Audiences at "La Ruta" — only 30 can fit per show — sit in the parked trailer on cardboard boxes as actors tell the story of a harrowing crossing for three people hidden in the freight trailer.

"At the end of the show, you are feeling slightly stifled — that is intentional," says Mark Plesent, Working Theater's producing artistic director. "It's part of the experience — to really make people understand the trial and tribulations of people crossing the border."

The idea of using a trailer was dreamed up by the playwright Ed Cardona Jr., who also works at the Columbia University School of Social Work. His other plays have explored the lives of people who live in America illegally.

"I felt an obligation to write something about the journey or the sacrifices and the risks these folks take just to get here," he said. "The idea was to toss everybody into the trailer and to give the audience an immersive experience that they share together."

Now in its 28th season, Working Theater is dedicated to producing plays for and about the working men and women of the city. It is putting on "La Ruta" — Spanish for "the road" — in collaboration with the Magnum Foundation, which supports the photography of social justice issues.

The 75-minute show, which also includes projections, sound effects and the feeling of motion, runs until May 12 and will have made stops in four of New York's boroughs. The company hopes it might perform it one day in U.S. border states.

The play comes as the topic of immigration reform is heating up in the U.S. Senate, with new legislation being proposed that would dramatically remake how America treats the 11 million immigrants in the country illegally.

Working Theater commissioned "La Ruta" as part of a recent push to produce works that examine immigrants on the margins — people like domestic workers and those toiling in upstate poultry slaughterhouses.

"All of us, particularly in New York, rely on undocumented workers and we really never think about what it took for them to get here and what it meant for them to come here," says Plesent. "I feel like they are the invisible workers in our lives."

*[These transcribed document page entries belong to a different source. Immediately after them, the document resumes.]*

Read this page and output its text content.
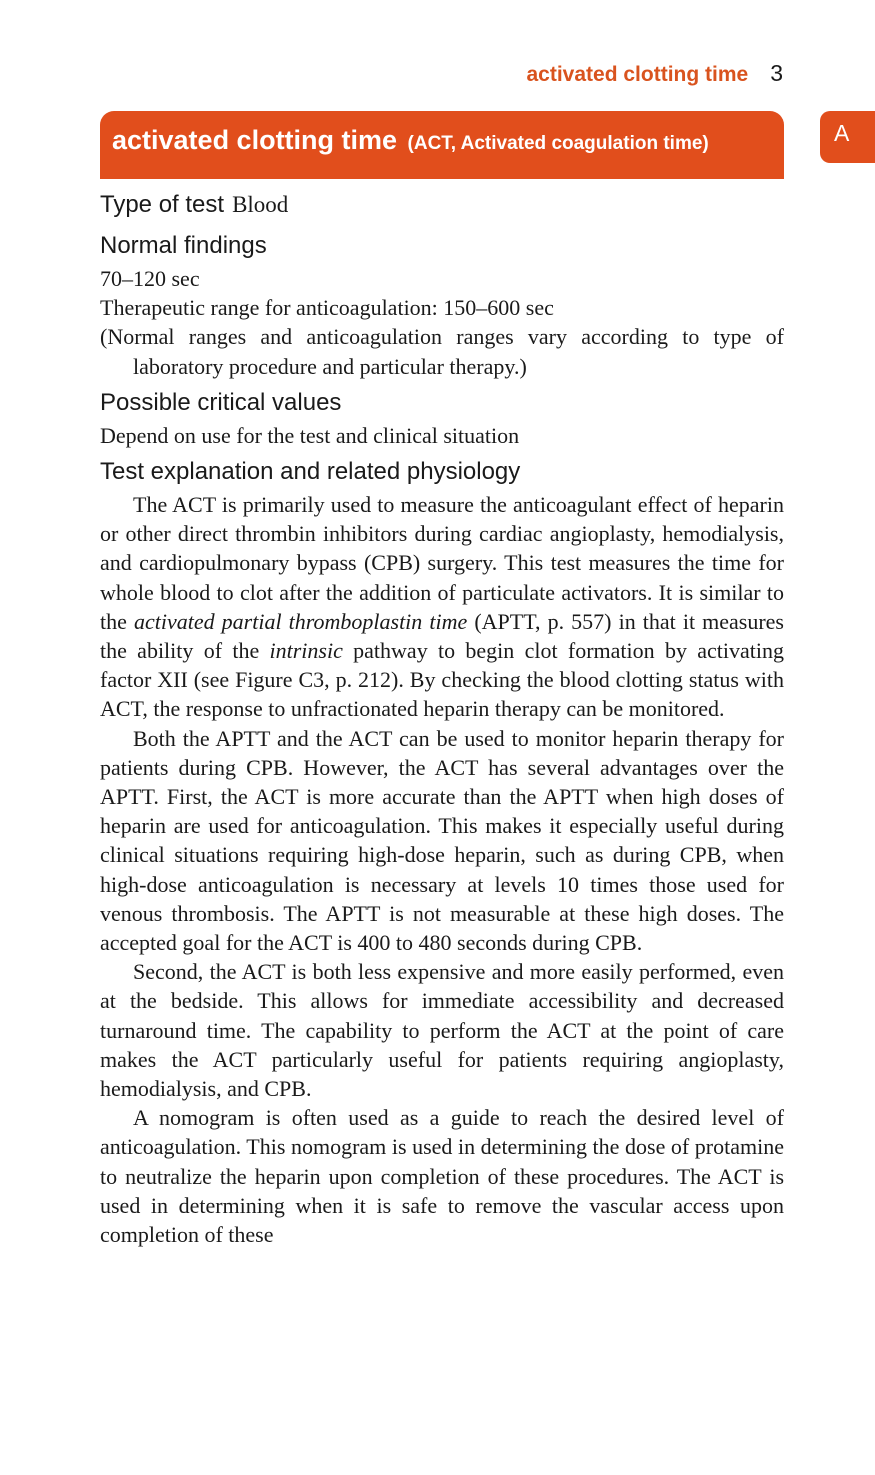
activated clotting time 3
activated clotting time (ACT, Activated coagulation time)	A
Type of test Blood
Normal findings

70–120 sec

Therapeutic range for anticoagulation: 150–600 sec

(Normal ranges and anticoagulation ranges vary according to type of laboratory procedure and particular therapy.)

Possible critical values

Depend on use for the test and clinical situation

Test explanation and related physiology

The ACT is primarily used to measure the anticoagulant effect of heparin or other direct thrombin inhibitors during cardiac angioplasty, hemodialysis, and cardiopulmonary bypass (CPB) surgery. This test measures the time for whole blood to clot after the addition of particulate activators. It is similar to the activated partial thromboplastin time (APTT, p. 557) in that it measures the ability of the intrinsic pathway to begin clot formation by activating factor XII (see Figure C3, p. 212). By checking the blood clotting status with ACT, the response to unfractionated heparin therapy can be monitored.

Both the APTT and the ACT can be used to monitor heparin therapy for patients during CPB. However, the ACT has several advantages over the APTT. First, the ACT is more accurate than the APTT when high doses of heparin are used for anticoagulation. This makes it especially useful during clinical situations requiring high-dose heparin, such as during CPB, when high-dose anticoagulation is necessary at levels 10 times those used for venous thrombosis. The APTT is not measurable at these high doses. The accepted goal for the ACT is 400 to 480 seconds during CPB.

Second, the ACT is both less expensive and more easily performed, even at the bedside. This allows for immediate accessibility and decreased turnaround time. The capability to perform the ACT at the point of care makes the ACT particularly useful for patients requiring angioplasty, hemodialysis, and CPB.

A nomogram is often used as a guide to reach the desired level of anticoagulation. This nomogram is used in determining the dose of protamine to neutralize the heparin upon completion of these procedures. The ACT is used in determining when it is safe to remove the vascular access upon completion of these
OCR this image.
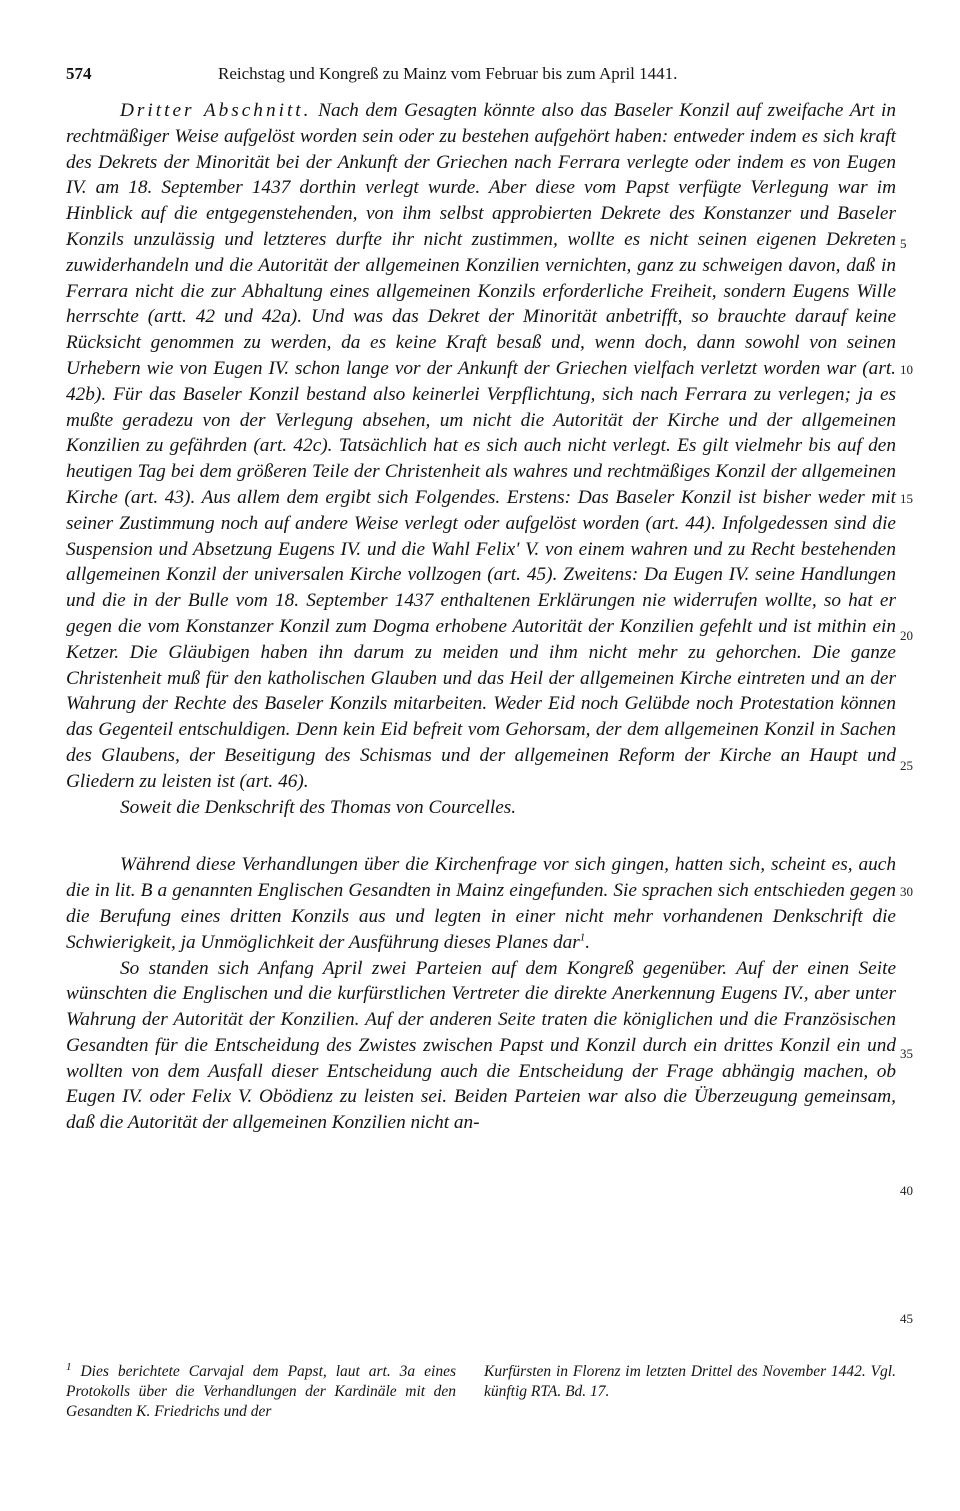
574	Reichstag und Kongreß zu Mainz vom Februar bis zum April 1441.

Dritter Abschnitt. Nach dem Gesagten könnte also das Baseler Konzil auf zweifache Art in rechtmäßiger Weise aufgelöst worden sein oder zu bestehen aufgehört haben: entweder indem es sich kraft des Dekrets der Minorität bei der Ankunft der Griechen nach Ferrara verlegte oder indem es von Eugen IV. am 18. September 1437 dorthin verlegt wurde. Aber diese vom Papst verfügte Verlegung war im Hinblick auf die entgegenstehenden, von ihm selbst approbierten Dekrete des Konstanzer und Baseler Konzils unzulässig und letzteres durfte ihr nicht zustimmen, wollte es nicht seinen eigenen Dekreten zuwiderhandeln und die Autorität der allgemeinen Konzilien vernichten, ganz zu schweigen davon, daß in Ferrara nicht die zur Abhaltung eines allgemeinen Konzils erforderliche Freiheit, sondern Eugens Wille herrschte (artt. 42 und 42a). Und was das Dekret der Minorität anbetrifft, so brauchte darauf keine Rücksicht genommen zu werden, da es keine Kraft besaß und, wenn doch, dann sowohl von seinen Urhebern wie von Eugen IV. schon lange vor der Ankunft der Griechen vielfach verletzt worden war (art. 42b). Für das Baseler Konzil bestand also keinerlei Verpflichtung, sich nach Ferrara zu verlegen; ja es mußte geradezu von der Verlegung absehen, um nicht die Autorität der Kirche und der allgemeinen Konzilien zu gefährden (art. 42c). Tatsächlich hat es sich auch nicht verlegt. Es gilt vielmehr bis auf den heutigen Tag bei dem größeren Teile der Christenheit als wahres und rechtmäßiges Konzil der allgemeinen Kirche (art. 43). Aus allem dem ergibt sich Folgendes. Erstens: Das Baseler Konzil ist bisher weder mit seiner Zustimmung noch auf andere Weise verlegt oder aufgelöst worden (art. 44). Infolgedessen sind die Suspension und Absetzung Eugens IV. und die Wahl Felix' V. von einem wahren und zu Recht bestehenden allgemeinen Konzil der universalen Kirche vollzogen (art. 45). Zweitens: Da Eugen IV. seine Handlungen und die in der Bulle vom 18. September 1437 enthaltenen Erklärungen nie widerrufen wollte, so hat er gegen die vom Konstanzer Konzil zum Dogma erhobene Autorität der Konzilien gefehlt und ist mithin ein Ketzer. Die Gläubigen haben ihn darum zu meiden und ihm nicht mehr zu gehorchen. Die ganze Christenheit muß für den katholischen Glauben und das Heil der allgemeinen Kirche eintreten und an der Wahrung der Rechte des Baseler Konzils mitarbeiten. Weder Eid noch Gelübde noch Protestation können das Gegenteil entschuldigen. Denn kein Eid befreit vom Gehorsam, der dem allgemeinen Konzil in Sachen des Glaubens, der Beseitigung des Schismas und der allgemeinen Reform der Kirche an Haupt und Gliedern zu leisten ist (art. 46).

Soweit die Denkschrift des Thomas von Courcelles.

Während diese Verhandlungen über die Kirchenfrage vor sich gingen, hatten sich, scheint es, auch die in lit. B a genannten Englischen Gesandten in Mainz eingefunden. Sie sprachen sich entschieden gegen die Berufung eines dritten Konzils aus und legten in einer nicht mehr vorhandenen Denkschrift die Schwierigkeit, ja Unmöglichkeit der Ausführung dieses Planes dar$^1$.

So standen sich Anfang April zwei Parteien auf dem Kongreß gegenüber. Auf der einen Seite wünschten die Englischen und die kurfürstlichen Vertreter die direkte Anerkennung Eugens IV., aber unter Wahrung der Autorität der Konzilien. Auf der anderen Seite traten die königlichen und die Französischen Gesandten für die Entscheidung des Zwistes zwischen Papst und Konzil durch ein drittes Konzil ein und wollten von dem Ausfall dieser Entscheidung auch die Entscheidung der Frage abhängig machen, ob Eugen IV. oder Felix V. Obödienz zu leisten sei. Beiden Parteien war also die Überzeugung gemeinsam, daß die Autorität der allgemeinen Konzilien nicht an-

5
10
15
20
25
30
35
40
45
$^1$ Dies berichtete Carvajal dem Papst, laut art. 3a eines Protokolls über die Verhandlungen der Kardinäle mit den Gesandten K. Friedrichs und der
Kurfürsten in Florenz im letzten Drittel des November 1442. Vgl. künftig RTA. Bd. 17.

The theatrical work actually begins in a tent next to the trailer as patrons are told to sit and wait on pallets. The audience overhears the smugglers discuss the trip — it will involve other stops to pick up and drop off drugs — and then they are marched into the vehicle.

Three actors playing immigrants clamber into a small stage area in the back of the truck — a young woman fleeing Mexico, an older woman trying to get back to her family in Arkansas after being deported, and an ex-gang member from El Salvador. A low-level smuggler, jugs of water, a gun and a duffel bag full of drugs joins them.

"Next stop Dallas!" the audience is told and then the truck is locked.

The action switches from the front of the rig, where the driver and lead smuggler eat Twizzlers and debate the fate of their cargo, to the back, where the immigrants share their stories by flashlight. The story does not have a happy ending.

The cast includes Brian D. Coats, Zoe Sophia Garcia, Annie Henk, Sheila Tapia, Bobby Plasencia, Gerardo Rodriguez and Jacob Alden Roa. The director is Tamilla Woodard. Tickets are $25.

The vehicle — a real used cargo truck bought by Working Theater from an upstate warehouse — will be put in storage after it gets too hot this summer to perform the play. "I don't want to sell it. I feel like we've done a lot of work on it," says Plesent. "We made it into a theater."